Durch diese Pilgerreise, die eine wahre Gnade des Herrn gewesen ist, wollte ich ein Wort der Hoffnung bringen, aber ich habe es auch meinerseits erhalten! Ich habe es erhalten von den Brüdern und Schwestern, die hoffen „gegen alle Hoffnung“ (Röm 4,18), durch viel Leiden – wie die Leiden derer, die aufgrund von Konflikten aus dem eigenen Land geflohen sind; wie die Leiden jener, die in verschiedenen Teilen der Welt aufgrund ihres Glaubens an Christus diskriminiert und verachtet werden. Seien wir ihnen auch weiterhin nahe! Beten wir für sie und für den Frieden im Heiligen Land und im ganzen Nahen Osten. Das Gebet der ganzen Kirche stütze auch den Weg zur vollen Einheit aller Christen, auf dass die Welt glaube an die Liebe Gottes, der in Jesus Christus gekommen ist, um unter uns zu wohnen.

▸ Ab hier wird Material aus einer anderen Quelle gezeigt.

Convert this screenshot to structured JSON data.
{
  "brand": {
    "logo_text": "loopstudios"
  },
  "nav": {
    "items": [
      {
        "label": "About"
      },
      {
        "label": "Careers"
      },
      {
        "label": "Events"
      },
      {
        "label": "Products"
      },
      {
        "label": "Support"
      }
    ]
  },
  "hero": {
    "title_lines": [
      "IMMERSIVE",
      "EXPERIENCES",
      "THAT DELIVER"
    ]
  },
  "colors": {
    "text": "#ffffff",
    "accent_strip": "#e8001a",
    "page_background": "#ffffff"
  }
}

Und jetzt lade ich euch alle ein, gemeinsam zu beten, gemeinsam zur Gottesmutter zu beten, zur Königin des Friedens, Königin der Einheit unter den Christen, Mutter aller Christen: Möge sie uns, der ganzen Welt, Frieden schenken, möge sie uns begleiten auf diesem Weg der Einheit.

* * *

Ein herzliches Willkommen sage ich den Brüdern und Schwestern deutscher Sprache. Diese Pilgerreise in das Heilige Land war eine wirkliche Gnade des Herrn. Ich durfte  auch viele Menschen ermutigen, die aufgrund von Konflikten, von Diskriminierung und aufgrund ihres Glaubens an Christus leiden. Beten wir für sie und für den Frieden im Heiligen Land und im ganzen Mittleren Osten. Gott segne euch!